良太朗たちが、兵士たちが作った陣地の方へと近づくと、偉そうな指揮官が前にでて、大声で話しかけてきた。お互いの距離は一〇〇メートルくらいだろうか。
「村人が見えないみたいだが、村を明け渡す準備はできたか?」
「リュカに任されてるんだ。明け渡すわけがないだろう」
「ならば後悔するんだな。魔道士隊、一斉攻撃開始!」
魔道士たちが杖を掲げて、呪文を詠唱し始める。良太朗も最近は魔法の扱いに慣れてきたから、マナが操作されて魔法が形成されていくのを感じる。このタイミングをのがすわけにはいかない。良太朗は左手に括り付けた小型のCWパドルを操作する。

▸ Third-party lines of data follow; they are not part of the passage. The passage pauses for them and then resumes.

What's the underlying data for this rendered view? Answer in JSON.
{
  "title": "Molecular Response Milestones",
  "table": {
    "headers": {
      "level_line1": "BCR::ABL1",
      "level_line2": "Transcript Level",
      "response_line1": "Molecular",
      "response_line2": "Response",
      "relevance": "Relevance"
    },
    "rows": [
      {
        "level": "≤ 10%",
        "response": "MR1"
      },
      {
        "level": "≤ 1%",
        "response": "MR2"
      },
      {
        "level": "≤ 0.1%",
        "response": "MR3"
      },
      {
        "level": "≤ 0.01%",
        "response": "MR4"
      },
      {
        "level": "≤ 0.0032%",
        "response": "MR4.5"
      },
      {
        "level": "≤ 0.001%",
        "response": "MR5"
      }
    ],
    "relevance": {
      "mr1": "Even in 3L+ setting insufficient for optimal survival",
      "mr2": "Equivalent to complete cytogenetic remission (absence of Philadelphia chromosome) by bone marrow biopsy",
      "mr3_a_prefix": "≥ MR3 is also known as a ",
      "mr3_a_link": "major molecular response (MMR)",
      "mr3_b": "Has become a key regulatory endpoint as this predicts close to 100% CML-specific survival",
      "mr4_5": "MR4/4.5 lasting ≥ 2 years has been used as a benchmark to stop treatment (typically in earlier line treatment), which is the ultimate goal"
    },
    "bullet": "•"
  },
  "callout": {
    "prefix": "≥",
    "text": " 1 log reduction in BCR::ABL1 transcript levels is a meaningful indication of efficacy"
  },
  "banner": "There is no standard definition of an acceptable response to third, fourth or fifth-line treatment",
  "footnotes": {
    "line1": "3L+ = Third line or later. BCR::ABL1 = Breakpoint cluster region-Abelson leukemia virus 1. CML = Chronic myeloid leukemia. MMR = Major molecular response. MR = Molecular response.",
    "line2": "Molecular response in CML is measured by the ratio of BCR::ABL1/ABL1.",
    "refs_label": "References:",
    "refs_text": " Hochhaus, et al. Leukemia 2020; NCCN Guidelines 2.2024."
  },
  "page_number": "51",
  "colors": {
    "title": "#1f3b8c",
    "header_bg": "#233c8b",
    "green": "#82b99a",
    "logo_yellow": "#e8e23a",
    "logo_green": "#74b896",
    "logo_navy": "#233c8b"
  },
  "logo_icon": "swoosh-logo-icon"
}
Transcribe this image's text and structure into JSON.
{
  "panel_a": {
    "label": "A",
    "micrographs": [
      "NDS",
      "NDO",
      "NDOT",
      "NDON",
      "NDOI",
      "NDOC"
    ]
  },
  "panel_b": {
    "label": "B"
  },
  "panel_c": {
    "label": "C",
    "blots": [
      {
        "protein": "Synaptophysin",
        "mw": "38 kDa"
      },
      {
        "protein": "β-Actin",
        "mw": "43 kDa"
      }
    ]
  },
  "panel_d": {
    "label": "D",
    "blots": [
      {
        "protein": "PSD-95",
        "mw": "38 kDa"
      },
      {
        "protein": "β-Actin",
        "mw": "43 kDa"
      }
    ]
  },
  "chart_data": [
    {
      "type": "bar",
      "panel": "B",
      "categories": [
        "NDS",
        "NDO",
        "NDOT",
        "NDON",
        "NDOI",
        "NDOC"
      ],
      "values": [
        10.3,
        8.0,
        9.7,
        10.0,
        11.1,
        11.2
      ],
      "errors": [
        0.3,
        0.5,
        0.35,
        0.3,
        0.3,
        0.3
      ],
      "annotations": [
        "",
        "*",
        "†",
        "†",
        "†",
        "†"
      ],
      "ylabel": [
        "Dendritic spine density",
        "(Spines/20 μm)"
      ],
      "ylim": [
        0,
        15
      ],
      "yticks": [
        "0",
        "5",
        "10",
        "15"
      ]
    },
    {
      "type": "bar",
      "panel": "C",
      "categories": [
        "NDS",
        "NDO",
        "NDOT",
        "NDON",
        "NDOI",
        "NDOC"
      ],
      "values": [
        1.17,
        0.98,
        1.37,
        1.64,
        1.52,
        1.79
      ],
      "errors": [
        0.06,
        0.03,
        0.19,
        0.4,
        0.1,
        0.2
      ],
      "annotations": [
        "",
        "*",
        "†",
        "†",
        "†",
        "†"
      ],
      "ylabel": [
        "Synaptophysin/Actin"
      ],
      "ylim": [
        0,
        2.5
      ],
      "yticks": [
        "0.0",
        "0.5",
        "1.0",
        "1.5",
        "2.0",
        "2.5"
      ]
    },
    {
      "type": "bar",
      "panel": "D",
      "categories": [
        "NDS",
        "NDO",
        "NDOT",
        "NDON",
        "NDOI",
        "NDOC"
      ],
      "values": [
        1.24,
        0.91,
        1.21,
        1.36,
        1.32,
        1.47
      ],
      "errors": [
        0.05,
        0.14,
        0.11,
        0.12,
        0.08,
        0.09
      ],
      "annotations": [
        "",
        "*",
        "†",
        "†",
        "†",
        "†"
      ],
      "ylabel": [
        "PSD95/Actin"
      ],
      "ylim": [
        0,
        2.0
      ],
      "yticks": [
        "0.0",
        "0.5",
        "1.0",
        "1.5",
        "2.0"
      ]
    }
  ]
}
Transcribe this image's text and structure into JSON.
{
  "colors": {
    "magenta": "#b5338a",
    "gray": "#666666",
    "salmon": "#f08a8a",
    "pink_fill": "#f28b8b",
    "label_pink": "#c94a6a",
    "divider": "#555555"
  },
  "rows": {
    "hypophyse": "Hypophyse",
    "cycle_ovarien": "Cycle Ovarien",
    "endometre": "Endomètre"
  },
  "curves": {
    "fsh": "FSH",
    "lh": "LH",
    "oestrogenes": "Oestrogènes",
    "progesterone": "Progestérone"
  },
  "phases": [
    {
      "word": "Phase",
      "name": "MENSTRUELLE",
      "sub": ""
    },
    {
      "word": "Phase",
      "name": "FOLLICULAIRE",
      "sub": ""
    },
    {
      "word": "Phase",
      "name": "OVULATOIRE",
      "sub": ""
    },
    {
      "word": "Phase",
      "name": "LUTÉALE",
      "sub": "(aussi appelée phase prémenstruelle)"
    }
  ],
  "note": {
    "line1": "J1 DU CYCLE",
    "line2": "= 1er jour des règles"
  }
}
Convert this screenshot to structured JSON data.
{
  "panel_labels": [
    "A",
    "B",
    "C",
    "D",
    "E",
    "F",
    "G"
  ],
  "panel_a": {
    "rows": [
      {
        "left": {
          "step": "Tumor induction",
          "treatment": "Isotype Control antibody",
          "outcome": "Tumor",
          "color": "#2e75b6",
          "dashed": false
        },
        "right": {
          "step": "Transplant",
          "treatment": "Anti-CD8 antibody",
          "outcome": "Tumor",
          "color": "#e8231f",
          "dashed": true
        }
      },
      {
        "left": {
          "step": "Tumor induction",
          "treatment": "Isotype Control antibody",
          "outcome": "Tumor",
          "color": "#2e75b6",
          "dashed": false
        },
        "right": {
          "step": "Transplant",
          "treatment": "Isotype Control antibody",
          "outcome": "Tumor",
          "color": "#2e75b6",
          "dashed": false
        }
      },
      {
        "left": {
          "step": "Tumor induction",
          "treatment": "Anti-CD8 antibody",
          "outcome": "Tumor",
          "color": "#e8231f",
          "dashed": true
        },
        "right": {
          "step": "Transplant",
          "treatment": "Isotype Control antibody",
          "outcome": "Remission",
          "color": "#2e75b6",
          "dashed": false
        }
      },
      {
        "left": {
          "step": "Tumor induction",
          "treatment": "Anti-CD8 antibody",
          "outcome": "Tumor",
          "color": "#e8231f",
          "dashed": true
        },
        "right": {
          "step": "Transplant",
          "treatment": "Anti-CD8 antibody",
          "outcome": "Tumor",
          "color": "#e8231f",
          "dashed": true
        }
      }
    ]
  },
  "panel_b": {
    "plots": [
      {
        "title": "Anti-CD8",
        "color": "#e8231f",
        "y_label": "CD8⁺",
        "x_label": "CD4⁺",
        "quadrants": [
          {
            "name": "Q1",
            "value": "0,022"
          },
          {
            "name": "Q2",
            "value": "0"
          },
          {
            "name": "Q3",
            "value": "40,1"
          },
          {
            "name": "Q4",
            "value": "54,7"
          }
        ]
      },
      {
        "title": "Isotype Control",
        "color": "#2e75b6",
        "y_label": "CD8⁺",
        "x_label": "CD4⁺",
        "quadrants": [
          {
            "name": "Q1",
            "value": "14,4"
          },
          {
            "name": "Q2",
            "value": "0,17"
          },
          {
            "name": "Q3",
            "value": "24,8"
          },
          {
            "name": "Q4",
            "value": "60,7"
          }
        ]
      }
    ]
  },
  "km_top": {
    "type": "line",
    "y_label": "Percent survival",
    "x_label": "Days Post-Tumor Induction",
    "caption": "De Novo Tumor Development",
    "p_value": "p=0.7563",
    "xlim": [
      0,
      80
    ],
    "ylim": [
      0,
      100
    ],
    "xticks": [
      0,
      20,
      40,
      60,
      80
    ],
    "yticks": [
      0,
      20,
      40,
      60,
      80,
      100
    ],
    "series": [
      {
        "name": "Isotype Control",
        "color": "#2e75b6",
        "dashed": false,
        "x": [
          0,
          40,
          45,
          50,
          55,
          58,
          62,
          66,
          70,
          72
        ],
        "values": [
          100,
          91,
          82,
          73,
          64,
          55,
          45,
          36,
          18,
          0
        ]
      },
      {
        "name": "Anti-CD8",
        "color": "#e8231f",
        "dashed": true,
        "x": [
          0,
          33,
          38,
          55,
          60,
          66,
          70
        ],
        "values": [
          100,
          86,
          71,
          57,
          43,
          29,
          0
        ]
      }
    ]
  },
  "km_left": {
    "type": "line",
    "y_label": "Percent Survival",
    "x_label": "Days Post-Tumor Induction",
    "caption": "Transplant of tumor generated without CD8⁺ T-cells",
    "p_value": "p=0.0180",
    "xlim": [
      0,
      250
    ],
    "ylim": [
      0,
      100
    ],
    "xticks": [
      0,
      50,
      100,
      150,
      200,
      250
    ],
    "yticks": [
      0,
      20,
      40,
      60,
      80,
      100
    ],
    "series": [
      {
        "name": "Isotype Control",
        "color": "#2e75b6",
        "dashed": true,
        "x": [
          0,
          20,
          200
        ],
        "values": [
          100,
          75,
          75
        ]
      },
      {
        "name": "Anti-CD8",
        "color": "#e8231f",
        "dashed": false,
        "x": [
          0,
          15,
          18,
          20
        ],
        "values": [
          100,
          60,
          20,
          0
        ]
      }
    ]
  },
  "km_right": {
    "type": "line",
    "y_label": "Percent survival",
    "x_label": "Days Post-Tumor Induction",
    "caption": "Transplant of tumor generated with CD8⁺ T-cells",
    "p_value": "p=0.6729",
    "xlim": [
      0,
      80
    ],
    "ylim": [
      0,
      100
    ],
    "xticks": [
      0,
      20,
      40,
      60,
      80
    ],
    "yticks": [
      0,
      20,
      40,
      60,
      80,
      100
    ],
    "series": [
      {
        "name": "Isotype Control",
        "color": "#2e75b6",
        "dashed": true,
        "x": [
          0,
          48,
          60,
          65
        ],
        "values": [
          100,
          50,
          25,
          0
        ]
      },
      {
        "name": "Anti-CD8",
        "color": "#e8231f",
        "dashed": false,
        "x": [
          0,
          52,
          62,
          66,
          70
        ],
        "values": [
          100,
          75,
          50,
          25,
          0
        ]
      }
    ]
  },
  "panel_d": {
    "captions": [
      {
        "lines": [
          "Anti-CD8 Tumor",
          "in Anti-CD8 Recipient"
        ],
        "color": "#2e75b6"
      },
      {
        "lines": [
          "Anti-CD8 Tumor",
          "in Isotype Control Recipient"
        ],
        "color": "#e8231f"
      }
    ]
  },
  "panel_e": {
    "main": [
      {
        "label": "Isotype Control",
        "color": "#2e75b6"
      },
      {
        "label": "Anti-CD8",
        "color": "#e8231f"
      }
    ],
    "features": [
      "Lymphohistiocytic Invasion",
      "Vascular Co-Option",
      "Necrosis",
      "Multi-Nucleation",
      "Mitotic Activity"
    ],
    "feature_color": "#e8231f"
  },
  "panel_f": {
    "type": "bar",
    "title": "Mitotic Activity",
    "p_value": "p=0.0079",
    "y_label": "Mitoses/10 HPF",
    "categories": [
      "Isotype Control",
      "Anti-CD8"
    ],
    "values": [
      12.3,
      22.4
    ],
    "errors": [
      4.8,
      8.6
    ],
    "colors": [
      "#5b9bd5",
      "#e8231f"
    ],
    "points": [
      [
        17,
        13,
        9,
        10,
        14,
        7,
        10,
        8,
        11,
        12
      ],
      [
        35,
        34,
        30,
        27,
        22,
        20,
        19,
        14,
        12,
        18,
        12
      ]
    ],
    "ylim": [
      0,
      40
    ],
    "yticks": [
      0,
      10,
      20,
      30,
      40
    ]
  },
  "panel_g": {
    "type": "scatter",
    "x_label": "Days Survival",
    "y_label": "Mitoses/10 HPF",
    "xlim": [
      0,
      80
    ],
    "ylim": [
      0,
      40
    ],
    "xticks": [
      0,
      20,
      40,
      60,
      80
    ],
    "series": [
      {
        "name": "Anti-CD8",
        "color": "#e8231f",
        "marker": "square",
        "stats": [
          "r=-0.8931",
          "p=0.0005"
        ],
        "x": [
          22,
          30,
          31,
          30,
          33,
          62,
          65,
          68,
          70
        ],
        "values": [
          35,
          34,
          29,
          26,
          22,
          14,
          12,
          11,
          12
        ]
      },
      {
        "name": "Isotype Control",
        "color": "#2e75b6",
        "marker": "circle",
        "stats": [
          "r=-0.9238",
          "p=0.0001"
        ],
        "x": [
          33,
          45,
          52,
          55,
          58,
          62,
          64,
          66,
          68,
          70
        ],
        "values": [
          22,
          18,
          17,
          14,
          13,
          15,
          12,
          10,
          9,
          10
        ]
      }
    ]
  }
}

「・・・― ・・・― ・・・― ・――― ・――・ ・・・―― …………」
鞄に入れた無線機からCW(モールス通信)の電波が発射される。電磁波とマナはお互いに干渉しあう。マナを操作して魔法を使おうとしている時に、強力な電波でマナをかき乱されるとどうなるか。答えは眼の前に広がる光景だ。魔道士たちは頭を抱えてうずくまる者、あまりの衝撃にぼんやりとほうけている者、なかには気を失って倒れる者までいる。
「うへえ……。ひどい光景だ」
「魔法に電波で対抗できるってこういうことだったんですね」
「ん、一撃必殺」
「死んだりしないけどね。おっと、こうしてる場合じゃない。兵士が動き出した」
良太朗は神剣を鞘から抜き放ち、衝撃波を飛ばす気持ちで剣を横一文字に振る。イメージ通り衝撃波が神剣から放たれ、良太朗たちと兵士たちとの間に幅一メートルほどもある溝が刻まれる。
良太朗はぐっとお腹に力をいれてできるだけ大きな声で叫ぶ。
「それ以上前に進むなら、今度は身体に当てるよ」
兵士たちは力なく武器を地面に落として両手を上げる。兵士たちの後ろではあの偉そうな指揮官が死んでも戦えとか大声でわめき散らかしている。
「まだやる気なの? じゃあこれでも食らってみる?」
良太朗は魔法を放つ。兵士たちは呪文を唱えていたが、良太朗には呪文の詠唱の必要はない。差し出した手から放たれた白い火球は、兵士たちのはるか上空で弾ける。かなり離れた良太朗でも焚き火に近づいたような熱を感じる。距離の近い兵士たちはかなりの熱さだろう。
「ん!」
「私もやってみます」
ほのかの指先から稲妻が森に向かって飛び、落雷の時のような大きな音が響く。りこが使ったのは雨の魔法で兵士たちのいる場所だけが、土砂降りの雨に襲われている。
「ひぃぃぃぃぃぃ。核熱魔法に雷撃魔法、それに天候操作まで! こんなの勝てるわけがない」
情けない事をわめきながら、指揮官は兵士たちを置いて一人逃げだす。リュカが人化をといてドラゴン姿になって飛び上がると、指揮官を前足で捕まえる。